Videoconferencing is not trivial to implement. You have to first look at a signalling protocol like SIP or XMPP which would provide infrastructure to maintain a list of 'friends' and whether they are online or offline. The signalling infrastructure would also let you place a call and alert you when you receive a call. And then there is the question of actually flowing video/audio between two endpoints. There is no single solution that you can plug into your app.
You can look at Google's Libjingle or ConferenceXP for a starting point.
To establish a video conference you would need the following information:
Whom can you call? This is your friends list. You would need a mechanism to add friends to your list and ensure that you can only add friends that are willing to communicate with you
How do you establish a communication channel with your friends? For example what is their IP Address, can they support a particular video codec and so on.
Once you have established a way to communicate with your friend, then there is the question of receiving audio and video information and displaying it with correct timing.

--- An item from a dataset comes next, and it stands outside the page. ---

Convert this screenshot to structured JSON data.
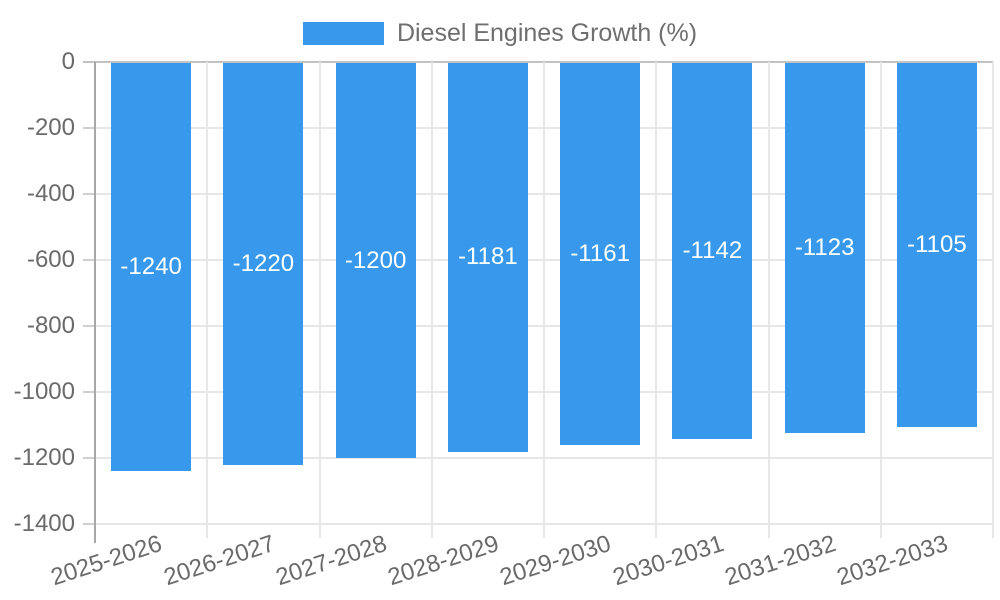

For points 1 and 2 you would need what is called a signalling and presence protocol. SIP and XMPP are two very popular open protocol.
For point [3] you would look at a protocol like RTP.
You can google SIP, XMPP and RTP. You would receive a wide variety of literature. Look at the RFC documents for exact information they they can be a bit arcane.
Libjingle is a library written in C++ implements XMPP and RTP
ConferenceXP is a RTP implementation in C# with some basic signalling but I think you can get a start with the examples without really getting into details.